Sua função é, sobretudo, preventiva. Trata-se de descer as tubulações, canos e usinas de bombeamento e, enquanto nada ou se arrasta entre dejetos, descongestiona manualmente os resíduos - às vezes inesperados - que impedem a água de circular, acelerando um trabalho que uma máquina levaria até 15 dias para fazer.
E Julio César faz tudo às cegas. "Quando entramos, com 10 centímetros a visibilidade já é nula", explica o mergulhador que, pelas características pesadas e sujas da água negra, não usa cilindro de oxigênio, mas respira através de um "cordão umbilical" ligado ao exterior.
Os riscos debaixo das águas residuais
Julio César é monitorado de fora por três colegas - dois deles seus jovens aprendizes - que se comunicam com ele através de um sistema de microfones e fones instalado em seu escafandro, verificando que tudo esteja em ordem.
Este trabalho traz muitos riscos. "Uma gota d'água que chegue a nos tocar é uma infecção certa para nós", admite Julio César, explicando que os pregos, vidros ou seringas que correm pelas águas contaminadas da Cidade do México representam um verdadeiro risco para a saúde.
E embora assegure que nunca sofreu um acidente, ainda lembra com dor a perda de um colega, falecido há 15 anos arrastado pela água de uma represa. Sendo o seu trabalho altamente arriscado, com salário pouco atraente e ingrato, muitos se perguntam o que motiva este homem a continuar mergulhando, dia após dia, no esgoto. "Minha mulher diz que trabalho por amor à arte, mas gosto muito do meu trabalho, é minha paixão. O que me motiva, acho, é a emoção porque eu nunca sei o que vou encontrar lá embaixo", revela.

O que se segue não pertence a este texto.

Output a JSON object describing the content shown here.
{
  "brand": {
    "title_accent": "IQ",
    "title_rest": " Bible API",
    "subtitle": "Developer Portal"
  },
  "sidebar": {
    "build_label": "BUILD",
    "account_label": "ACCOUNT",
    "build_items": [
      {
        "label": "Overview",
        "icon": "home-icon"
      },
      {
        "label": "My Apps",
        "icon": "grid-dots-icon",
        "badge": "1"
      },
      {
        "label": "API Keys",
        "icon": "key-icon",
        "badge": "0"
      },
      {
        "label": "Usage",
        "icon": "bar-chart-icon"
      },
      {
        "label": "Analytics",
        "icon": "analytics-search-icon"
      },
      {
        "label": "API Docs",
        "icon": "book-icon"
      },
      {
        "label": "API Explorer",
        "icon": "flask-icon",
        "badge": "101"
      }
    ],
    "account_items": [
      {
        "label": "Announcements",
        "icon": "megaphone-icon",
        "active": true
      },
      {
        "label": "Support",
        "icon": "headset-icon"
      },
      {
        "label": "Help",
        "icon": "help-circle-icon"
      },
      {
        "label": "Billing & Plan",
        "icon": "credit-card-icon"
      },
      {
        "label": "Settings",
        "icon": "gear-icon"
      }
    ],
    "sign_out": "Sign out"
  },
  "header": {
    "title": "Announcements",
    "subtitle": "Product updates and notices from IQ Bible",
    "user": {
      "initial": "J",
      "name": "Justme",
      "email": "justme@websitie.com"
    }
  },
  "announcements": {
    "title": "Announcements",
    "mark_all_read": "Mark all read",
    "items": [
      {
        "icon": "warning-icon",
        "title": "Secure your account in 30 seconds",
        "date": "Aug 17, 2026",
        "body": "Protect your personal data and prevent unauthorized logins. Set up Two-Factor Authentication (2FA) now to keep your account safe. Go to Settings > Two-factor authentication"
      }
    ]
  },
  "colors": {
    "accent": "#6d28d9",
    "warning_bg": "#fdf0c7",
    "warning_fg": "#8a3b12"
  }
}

A necessidade de novas gerações
"A função do mergulhador ainda vai ter que existir um tempo mais e vai se reduzir à medida que a população aprenda a descartar seu lixo e não deixá-lo na rua, indo parar na rede de drenagem", explica Sergio Palacios Mayorga, pesquisador do instituto de Geologia da Universidade Nacional Autônoma do México (UNAM).
Para o especialista, na Cidade do México se juntaram diferentes fatores que congestionaram a drenagem e tornaram necessário o trabalho do mergulhador: sua população gigantesca (é a terceira área urbana mais populosa do mundo, depois de Tóquio e Nova Délhi, segundo a ONU), sua "inadequada" construção sobre um lago e a fraca cultura de reciclagem de alguns mexicanos, que jogam o lixo nos rios ou ruas causando inundações.
Agustín Isaías é um técnico de informática de 32 anos, que há um ano e meio se prepara, ao lado de Luis Ángel, de 23, para dar continuidade ao trabalho de Julio César. Este aprendiz acredita que é importante que a prefeitura da capital dê mais recursos para "que possa haver mais gente" trabalhando como mergulhador no sistema de águas. "Seria bom que isto não se perdesse", disse o jovem, que não esconde a admiração por seu professor e acredita que faltam pelo menos um par de anos para poder trabalhar sem sua supervisão.
Até que isto aconteça e enquanto continuar treinando os dois rapazes, Julio César diz que continuará com seu ofício "até que o corpo aguente (...) Eu não quero que este trabalho de mergulho se perca porque, na verdade, é importante. Não é o ponto nevrálgico, mas sim, é importante".